В данной статье эта тема исследуется в ознакомительном ключе. Поэтому изложение необходимо начинать с определений. И продолжится через диалог с классиками. Он намеревается показать, что существует сходство между влечением к смерти и принуждением к капиталу с помощью письма Само Томшича.
Что такое влечение к смерти? Фрейд в своем тексте Помимо баз удовольствия, утверждает, что в своем практическом психоаналитическом опыте он «пришел к различению двух видов инстинктов.[Я], тех, кто намеревается вести жизнь к смерти, и сексуальных, которые всегда ищут и осуществляют обновление жизни» (Фрейд, 2010, стр. 214). Для того, чтобы их можно было различить, сначала приводится род этих двух видов.[II]: «восстановление прежнего состояния действительно является универсальной характеристикой инстинктов» (там же, с. 236). Какая же тогда будет между ними разница?

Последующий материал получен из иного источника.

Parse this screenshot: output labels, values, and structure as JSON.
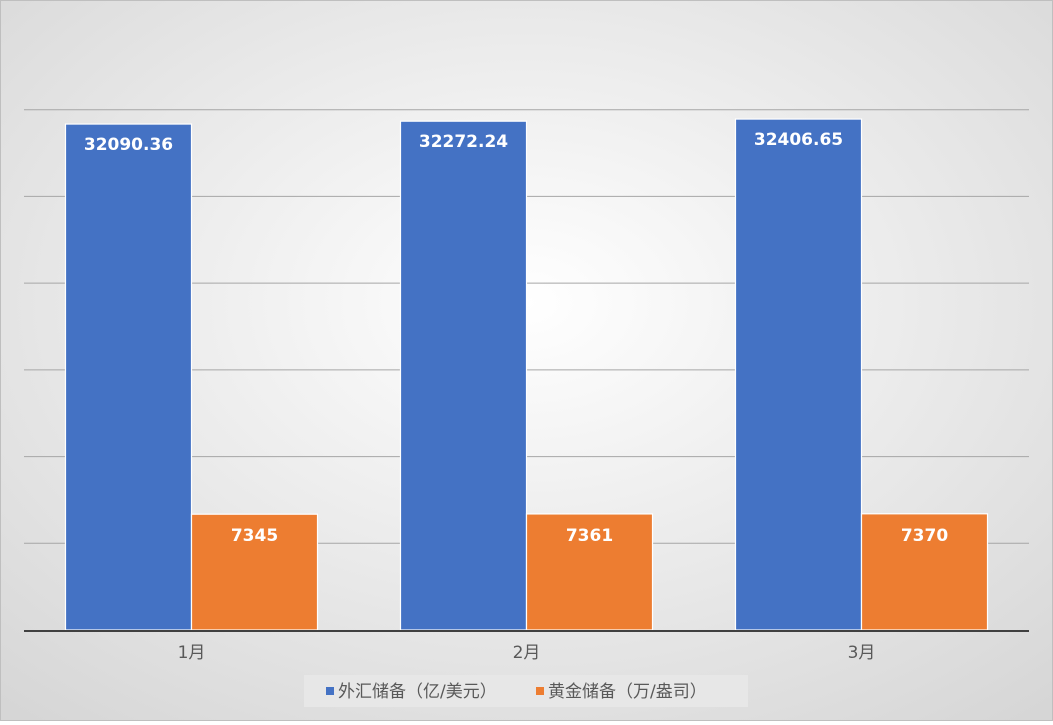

Инстинкт жизни направляет позы и действия, направленные на получение удовлетворения. Теперь, по мнению этого автора, «ход психических процессов автоматически регулируется принципом удовольствия» (там же, с. 162). И оно отрицательное: всякий раз, когда условия жизни создают неприятное напряжение, психика стремится снизить или даже подавить его, порождая при этом удовлетворение и даже восторг. Этот принцип, следовательно, направлен на то, чтобы «сделать психический аппарат свободным от возбуждения или сохранить его количество (…) постоянным или как можно меньшим» (там же, стр. 237). Столкнувшись с чувством страха, вызванным, например, болезнью, этот инстинкт побуждает человека искать прибежища в познании колдуна, целителя, врача и т. д. чтобы они могли овладеть им.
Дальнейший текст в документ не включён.